王太子殿下の溺愛遊戯~ロマンス小説にトリップしたら、たっぷり愛されました~
「ヴェッカーズ伯爵。察しの通り、俺にはあなたに協力をお願いしなければいけない理由があるし、そのためなら何でもする。だが、彼女を取引の材料にするようなマネはナシだ」
ランバートを見据える男の静かな声には、微かな怒りと非難が込められていた。
(艶やかな黒い髪に、不思議な青い瞳……もしかして、この人……)
自分を抱きしめる男は、もしかしたらこの国の王太子ではないかと思い至った。
つまり、王子さまである。
これまで直接王子に会ったことはなかったが、ウィルフレッドと仲のいい従兄弟である彼なら、エリナの容姿を知っていても不思議ではない気がする。

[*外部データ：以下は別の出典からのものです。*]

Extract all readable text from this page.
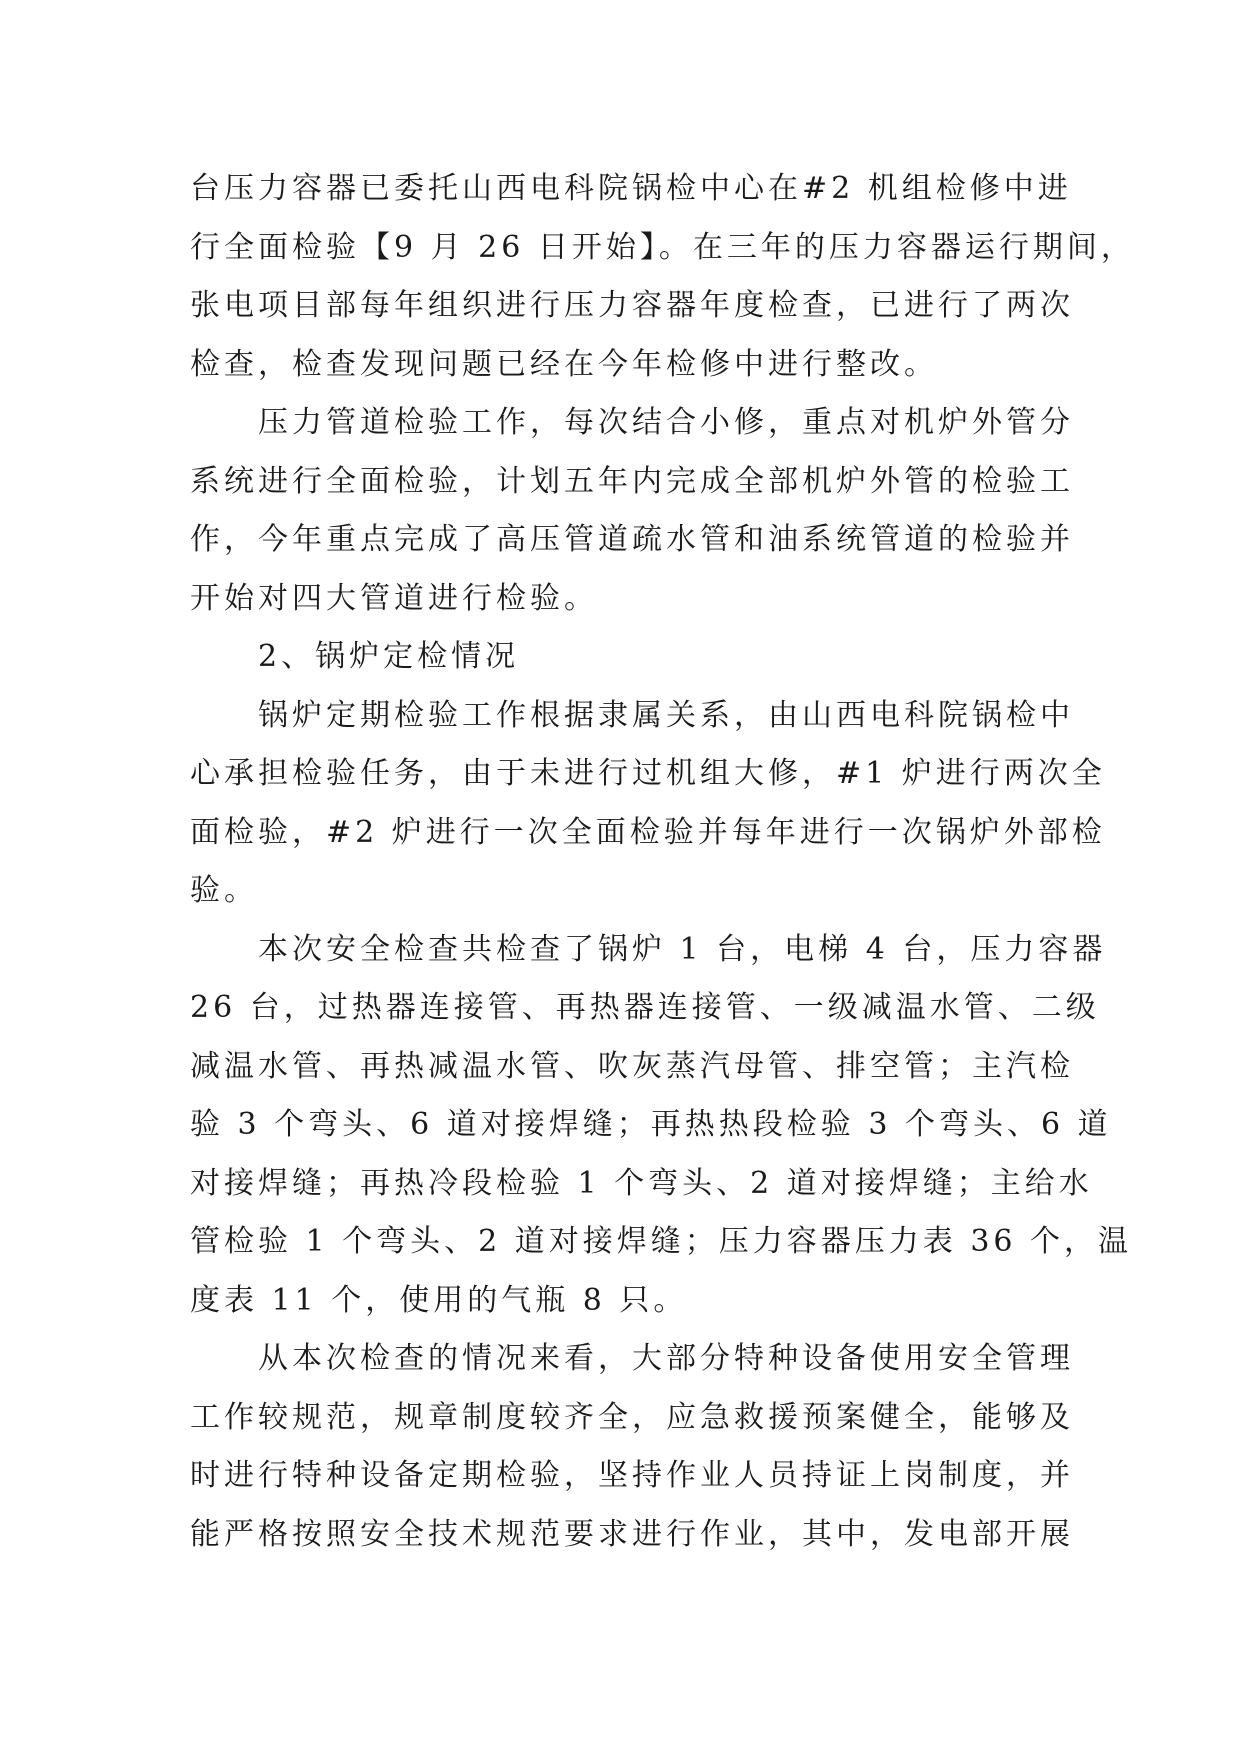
台压力容器已委托山西电科院锅检中心在#2 机组检修中进
行全面检验【9 月 26 日开始】。在三年的压力容器运行期间，
张电项目部每年组织进行压力容器年度检查，已进行了两次
检查，检查发现问题已经在今年检修中进行整改。
压力管道检验工作，每次结合小修，重点对机炉外管分
系统进行全面检验，计划五年内完成全部机炉外管的检验工
作，今年重点完成了高压管道疏水管和油系统管道的检验并
开始对四大管道进行检验。
2、锅炉定检情况
锅炉定期检验工作根据隶属关系，由山西电科院锅检中
心承担检验任务，由于未进行过机组大修，#1 炉进行两次全
面检验，#2 炉进行一次全面检验并每年进行一次锅炉外部检
验。
本次安全检查共检查了锅炉 1 台，电梯 4 台，压力容器
26 台，过热器连接管、再热器连接管、一级减温水管、二级
减温水管、再热减温水管、吹灰蒸汽母管、排空管；主汽检
验 3 个弯头、6 道对接焊缝；再热热段检验 3 个弯头、6 道
对接焊缝；再热冷段检验 1 个弯头、2 道对接焊缝；主给水
管检验 1 个弯头、2 道对接焊缝；压力容器压力表 36 个，温
度表 11 个，使用的气瓶 8 只。
从本次检查的情况来看，大部分特种设备使用安全管理
工作较规范，规章制度较齐全，应急救援预案健全，能够及
时进行特种设备定期检验，坚持作业人员持证上岗制度，并
能严格按照安全技术规范要求进行作业，其中，发电部开展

たぶん、ウィルフレッドの話に聞いたことがあったのだろう。
それなら先程の"やっと会えた"という言葉の意味もわかるし、エリナを庇うようにして怒ってくれるのにも納得だった。
「ランス公爵と殿下のお気に入りの女性ですか。ますますそそると言ったら、王子はお怒りになるかな?」
ランバートの挑発とも取れる物言いに、王子は低く毒づきながら、エリナを庇うように背中に隠した。